Chris Lowe has told a story on himself and Tennant about a David Morales remix of their 1990 single ‘So Hard’, a “classic pumping house track” the hearing of which prompted Tennant to ask Lowe, “‘Why don’t we make records like this?’ I said, ‘Neil, it is us.’ So that’s how much we know about dance music.” He – intentionally, no doubt – does his band a disservice. Many other British acts (rock, pop and indie) latched on to dance music when the British rave scene took off, and for plenty it was plainly an awkward fit. Whereas in the pre-house days Tennant and Lowe were avid New York clubbers, and had sought out Hi-NRG pioneer Bobby Orlando (aka Bobby O) as their first producer. More to the point, they had made records like it, or not that far off. ‘Always On My Mind’ began as a audacious electro-pop revision of the Presley record, and was a huge hit, a Christmas No. 1; the version they rebuilt for Introspective was more radical yet. Combining it with the overt acid jam ‘In My House’, and using its soaring synth line to rapturous effect, they created a tune that was simultaneously equivocal and euphoric. Where Presley sang it as a man desperate to remedy his failings, Tennant sounds more like someone reading the list back to himself matter-of-factly, as if trying to work out where he stands. He ends on a note of tantalising opacity: “Maybe I didn’t love you…” It is impossible to quantify such things, of course, but I reckon the Introspective version to be almost exactly 527 times better than the one that topped the charts.

The transformation from serviceable synth-pop to tracks that are, if not outright house tunes, then certainly house-esque, is marvellously worked on ‘I Want A Dog’, which previously hovered on the fringes of novelty as the b-side of ‘Rent’, and here becomes a kind of poetic hymn to urban isolation; and on ‘I’m Not Scared’, where a song given to Eighth Wonder is reclaimed and made wholly the band’s own. This ‘I’m Not Scared’ is steeped in mystery, and in menace. “If I was you,” deadpans Tennant, “I wouldn’t treat me the way you do”; and one can only guess if this is a reproach or a threat.

But even if the band had been making any secret of their sources, the final track would have given them away. ‘It’s Alright’, by Sterling Void, co-produced by Marshall Jefferson, is a song they found on the third of FFRR’s superb The House Sound Of Chicago series, Acid Tracks. Again, there’s that note of ambivalence that makes Introspective such a work of chiaroscuro. Surveying all the trouble in the world on the original, Paris Brightledge affirms with powerful conviction that “it’s going to be alright!”, in the testifying gospel-soul style that was a feature of early vocal house tracks. “I hope it’s going to be alright,” hedges Tennant on PSB’s cover, by the end in a barely audible murmur as if over an iffy landline. What one knows, and what one hopes, are two very different things.

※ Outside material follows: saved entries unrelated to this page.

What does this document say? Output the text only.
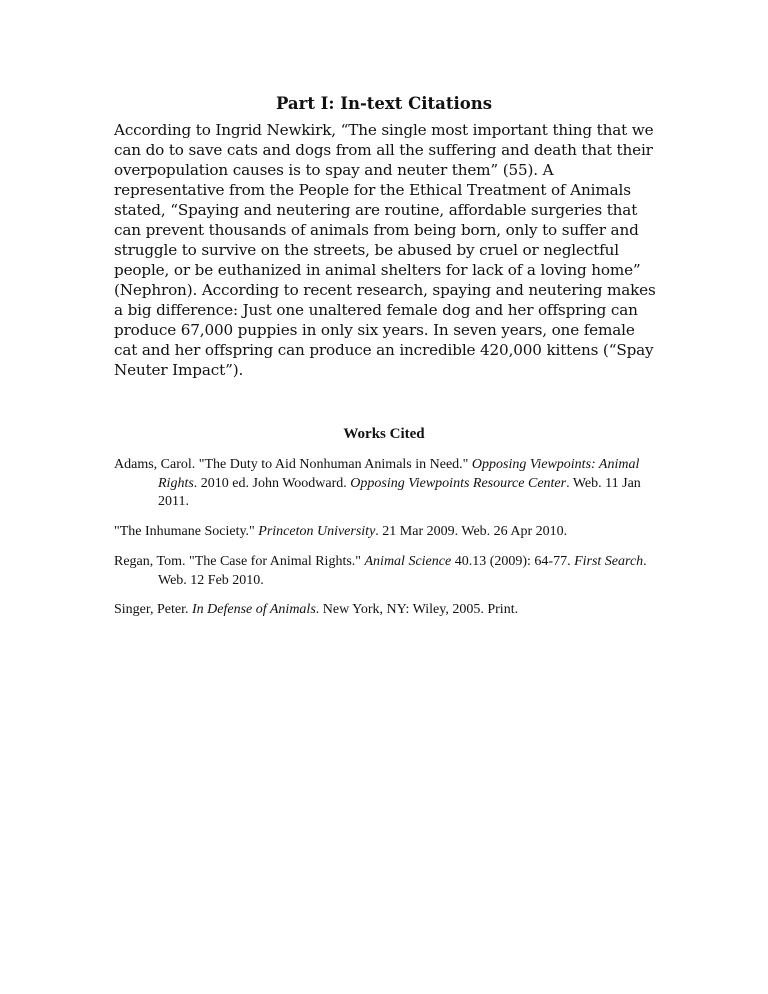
Part I: In-text Citations

According to Ingrid Newkirk, “The single most important thing that we can do to save cats and dogs from all the suffering and death that their overpopulation causes is to spay and neuter them” (55). A representative from the People for the Ethical Treatment of Animals stated, “Spaying and neutering are routine, affordable surgeries that can prevent thousands of animals from being born, only to suffer and struggle to survive on the streets, be abused by cruel or neglectful people, or be euthanized in animal shelters for lack of a loving home” (Nephron). According to recent research, spaying and neutering makes a big difference: Just one unaltered female dog and her offspring can produce 67,000 puppies in only six years. In seven years, one female cat and her offspring can produce an incredible 420,000 kittens (“Spay Neuter Impact”).

Works Cited
Adams, Carol. "The Duty to Aid Nonhuman Animals in Need." Opposing Viewpoints: Animal Rights. 2010 ed. John Woodward. Opposing Viewpoints Resource Center. Web. 11 Jan 2011.
"The Inhumane Society." Princeton University. 21 Mar 2009. Web. 26 Apr 2010.
Regan, Tom. "The Case for Animal Rights." Animal Science 40.13 (2009): 64-77. First Search. Web. 12 Feb 2010.
Singer, Peter. In Defense of Animals. New York, NY: Wiley, 2005. Print.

Pet Shop Boys’ masterpiece (and eventually their second-best-selling album globally) was kept off the very top of the UK album charts by its exact antithesis, Rattle And Hum, the most bloated and bombastic sackful of sub-mythic rockist piffle U2 ever recorded. It’s as if each band was most perfectly itself at the same precise instant. It’s an episode to file alongside Ultravox’s ‘Vienna’ being denied the No. 1 spot by Joe Dolce’s ‘Shaddap You Face’ and – to use a more apt Beatles analogy than the one mentioned earlier – the thwarting of ‘Strawberry Fields Forever’/‘Penny Lane’ by Engelbert Humperdinck’s ‘Release Me’.

I’d like to think this is what gave Pet Shop Boys the idea for their delicious non-album single of three years later, when they mischievously combined ‘Where the Streets Have No Name’ with ‘I Can’t Take My Eyes Off You’ (more a cover of Boys Town Gang than Frankie Valli), and blew the U2 original out of the water, giving their version a far more dramatic widescreen sweep, then dunking it in a tub of camp bathos, which somehow only made it more uplifting. They weren’t just imperial, back then. They were imperious, too, in their own deft way. On Introspective, they gave their powers full range, and it is peerless.